The history of this year of wrangling meant we had to attend meetings almost every month in different parts of the state – which meant uncompensated time and expense for us. This episode is a vivid illustration of government obstruction, obfuscation and machination. All we got were a few dots on the map designated for shorter visitation, and the rest of this vast state remains at the punishing 96 hour trap visitation law.
Senate Bill No. 364
Our third bill became effective July 1, 2017.
With the guidance of a seasoned strategist, and the assistance of the Center for Biological Diversity, and the resources of our newly formed Nevada Wildlife Alliance, we pursued four goals. Three were successful, whereas we were again unable to get shorter trap visitation times.
- This bill gives trappers the option of obtaining a trap registration number from Nevada Department of Wildlife (NDOW.) Or they can attach their own ID (Name and address) to their traps. Every trap, snare or similar device used in commercial and/or recreational trapping on public land has to have one of these means of identification.
- Animals still suffer under the 96-hour statute all over the state excepting the few small areas “protected” under SB213. We still need a 24-hour visitation law. This was our only unsuccessful measure. Thirty three states mandate 24 hours. No trapping whatsoever would be best, but 24 hours would be more acceptable.
- The public now has the right to move or disable a trap that poses risk. Trappers claim this will encourage vandalism on all their traps. Hikers need to know they won’t face a penalty for protecting themselves or companion animals.

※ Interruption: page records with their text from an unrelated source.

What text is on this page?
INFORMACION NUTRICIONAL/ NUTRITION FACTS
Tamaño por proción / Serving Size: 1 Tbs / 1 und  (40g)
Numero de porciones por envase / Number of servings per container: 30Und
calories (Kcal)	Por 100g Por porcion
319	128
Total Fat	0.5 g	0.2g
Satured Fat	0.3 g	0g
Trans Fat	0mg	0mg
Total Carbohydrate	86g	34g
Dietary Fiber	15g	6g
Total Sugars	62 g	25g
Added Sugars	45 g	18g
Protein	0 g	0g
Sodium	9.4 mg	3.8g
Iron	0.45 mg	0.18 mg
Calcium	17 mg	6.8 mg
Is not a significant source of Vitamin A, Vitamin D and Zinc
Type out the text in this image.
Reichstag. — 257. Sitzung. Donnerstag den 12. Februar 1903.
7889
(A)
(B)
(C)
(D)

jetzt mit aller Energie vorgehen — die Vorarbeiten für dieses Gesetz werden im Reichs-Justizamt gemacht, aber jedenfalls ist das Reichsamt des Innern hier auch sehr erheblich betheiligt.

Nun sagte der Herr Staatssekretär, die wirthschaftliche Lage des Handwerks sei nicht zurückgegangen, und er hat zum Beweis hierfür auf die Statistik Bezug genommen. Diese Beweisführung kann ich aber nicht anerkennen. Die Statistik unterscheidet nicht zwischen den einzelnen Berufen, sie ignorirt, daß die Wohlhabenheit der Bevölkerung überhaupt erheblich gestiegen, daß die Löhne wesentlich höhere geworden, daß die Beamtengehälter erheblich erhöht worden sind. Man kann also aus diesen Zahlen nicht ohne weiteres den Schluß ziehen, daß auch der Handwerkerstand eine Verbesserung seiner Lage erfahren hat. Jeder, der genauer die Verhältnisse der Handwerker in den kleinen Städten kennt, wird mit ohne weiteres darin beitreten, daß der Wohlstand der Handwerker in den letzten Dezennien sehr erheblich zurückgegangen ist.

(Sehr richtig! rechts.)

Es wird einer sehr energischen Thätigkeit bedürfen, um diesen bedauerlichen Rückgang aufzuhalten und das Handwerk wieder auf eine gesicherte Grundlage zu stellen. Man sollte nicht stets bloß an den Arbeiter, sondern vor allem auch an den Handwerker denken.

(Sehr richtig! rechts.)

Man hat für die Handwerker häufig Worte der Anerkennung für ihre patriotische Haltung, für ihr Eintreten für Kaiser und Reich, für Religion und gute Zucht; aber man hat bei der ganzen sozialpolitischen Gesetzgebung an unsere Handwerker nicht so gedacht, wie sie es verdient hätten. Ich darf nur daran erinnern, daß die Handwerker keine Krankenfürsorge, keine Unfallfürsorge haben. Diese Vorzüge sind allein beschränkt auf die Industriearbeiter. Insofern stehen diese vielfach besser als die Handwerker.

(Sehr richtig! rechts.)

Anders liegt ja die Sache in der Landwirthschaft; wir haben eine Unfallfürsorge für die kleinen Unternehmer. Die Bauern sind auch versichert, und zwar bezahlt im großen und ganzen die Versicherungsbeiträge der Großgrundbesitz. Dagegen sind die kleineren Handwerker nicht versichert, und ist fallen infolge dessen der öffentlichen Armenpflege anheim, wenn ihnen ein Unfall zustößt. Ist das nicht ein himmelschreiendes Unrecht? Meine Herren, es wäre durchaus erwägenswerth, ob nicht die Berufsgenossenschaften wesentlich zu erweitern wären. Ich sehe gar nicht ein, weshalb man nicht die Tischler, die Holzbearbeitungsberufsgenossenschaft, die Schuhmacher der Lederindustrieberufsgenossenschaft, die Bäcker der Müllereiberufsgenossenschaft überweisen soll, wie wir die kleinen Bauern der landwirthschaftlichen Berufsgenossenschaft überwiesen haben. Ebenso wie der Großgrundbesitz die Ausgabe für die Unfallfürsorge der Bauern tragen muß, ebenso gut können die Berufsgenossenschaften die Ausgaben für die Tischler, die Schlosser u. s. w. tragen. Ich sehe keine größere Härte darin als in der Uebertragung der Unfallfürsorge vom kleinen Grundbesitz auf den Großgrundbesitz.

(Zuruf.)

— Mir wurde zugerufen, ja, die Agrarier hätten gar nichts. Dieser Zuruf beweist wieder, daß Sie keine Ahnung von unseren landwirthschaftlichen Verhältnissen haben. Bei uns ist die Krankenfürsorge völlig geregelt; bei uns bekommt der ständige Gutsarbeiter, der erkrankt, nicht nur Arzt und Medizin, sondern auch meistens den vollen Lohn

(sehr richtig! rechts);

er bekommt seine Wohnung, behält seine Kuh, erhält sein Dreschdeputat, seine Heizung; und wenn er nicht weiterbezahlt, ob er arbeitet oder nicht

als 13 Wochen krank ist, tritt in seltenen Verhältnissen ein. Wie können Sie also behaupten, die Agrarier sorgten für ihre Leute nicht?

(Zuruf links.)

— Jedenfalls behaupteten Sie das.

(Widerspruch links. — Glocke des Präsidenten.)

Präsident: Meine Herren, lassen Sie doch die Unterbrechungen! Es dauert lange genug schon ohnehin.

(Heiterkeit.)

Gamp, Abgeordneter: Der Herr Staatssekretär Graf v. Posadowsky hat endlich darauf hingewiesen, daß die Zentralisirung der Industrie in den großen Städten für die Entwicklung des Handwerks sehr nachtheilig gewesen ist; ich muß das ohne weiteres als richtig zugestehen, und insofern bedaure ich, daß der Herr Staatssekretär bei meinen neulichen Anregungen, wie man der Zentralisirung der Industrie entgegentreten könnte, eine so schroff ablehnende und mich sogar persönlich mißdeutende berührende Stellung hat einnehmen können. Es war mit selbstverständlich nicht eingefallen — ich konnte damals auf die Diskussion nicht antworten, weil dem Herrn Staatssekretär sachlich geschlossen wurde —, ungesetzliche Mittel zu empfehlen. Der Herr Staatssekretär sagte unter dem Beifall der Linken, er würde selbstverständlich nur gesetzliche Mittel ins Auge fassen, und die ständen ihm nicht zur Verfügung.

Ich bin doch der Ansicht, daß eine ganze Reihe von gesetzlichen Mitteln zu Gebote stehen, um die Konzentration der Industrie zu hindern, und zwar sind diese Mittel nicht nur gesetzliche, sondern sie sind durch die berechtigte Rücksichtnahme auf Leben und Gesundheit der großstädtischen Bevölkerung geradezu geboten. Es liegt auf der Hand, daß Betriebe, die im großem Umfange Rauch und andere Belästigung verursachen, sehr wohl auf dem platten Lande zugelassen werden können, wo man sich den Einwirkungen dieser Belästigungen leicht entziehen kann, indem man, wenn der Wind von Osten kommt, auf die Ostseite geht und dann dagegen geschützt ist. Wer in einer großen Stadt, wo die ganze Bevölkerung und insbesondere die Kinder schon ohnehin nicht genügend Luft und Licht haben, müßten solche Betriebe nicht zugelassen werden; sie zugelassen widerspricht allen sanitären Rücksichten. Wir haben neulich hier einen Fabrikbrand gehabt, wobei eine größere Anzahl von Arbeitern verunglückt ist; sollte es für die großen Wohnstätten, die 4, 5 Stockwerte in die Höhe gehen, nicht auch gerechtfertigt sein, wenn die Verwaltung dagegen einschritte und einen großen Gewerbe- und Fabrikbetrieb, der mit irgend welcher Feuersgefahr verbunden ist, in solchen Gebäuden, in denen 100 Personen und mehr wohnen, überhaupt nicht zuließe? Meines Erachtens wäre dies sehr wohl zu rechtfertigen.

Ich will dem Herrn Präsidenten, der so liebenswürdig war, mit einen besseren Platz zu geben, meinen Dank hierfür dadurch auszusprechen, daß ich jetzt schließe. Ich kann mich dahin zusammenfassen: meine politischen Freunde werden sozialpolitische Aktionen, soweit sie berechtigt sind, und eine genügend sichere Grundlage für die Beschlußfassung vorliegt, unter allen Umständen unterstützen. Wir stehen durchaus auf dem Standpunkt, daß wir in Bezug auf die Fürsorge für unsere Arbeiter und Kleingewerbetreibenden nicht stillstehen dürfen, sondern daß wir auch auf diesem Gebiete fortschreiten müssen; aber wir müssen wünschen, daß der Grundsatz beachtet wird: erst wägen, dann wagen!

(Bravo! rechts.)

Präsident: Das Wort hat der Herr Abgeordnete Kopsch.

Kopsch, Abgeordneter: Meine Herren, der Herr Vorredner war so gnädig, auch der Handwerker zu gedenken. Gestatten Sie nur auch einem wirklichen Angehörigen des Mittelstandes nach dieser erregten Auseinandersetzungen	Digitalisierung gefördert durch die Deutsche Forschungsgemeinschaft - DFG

- The public deserves and has long demanded warning signs. Federal and state land management agencies in cooperation with NDOW will develop standardized signs to be posted at outdoor recreation sites warning that trapping may occur in that area. Trappers are not required to post these warnings themselves. It would be ideal if they had that much concern for the public, but experience tells us they do not and will not post signs themselves. We need to follow up and see if this is enforced. The US Forest Service agrees to post signs. The Bureau of Land Management has yet to confirm their cooperation.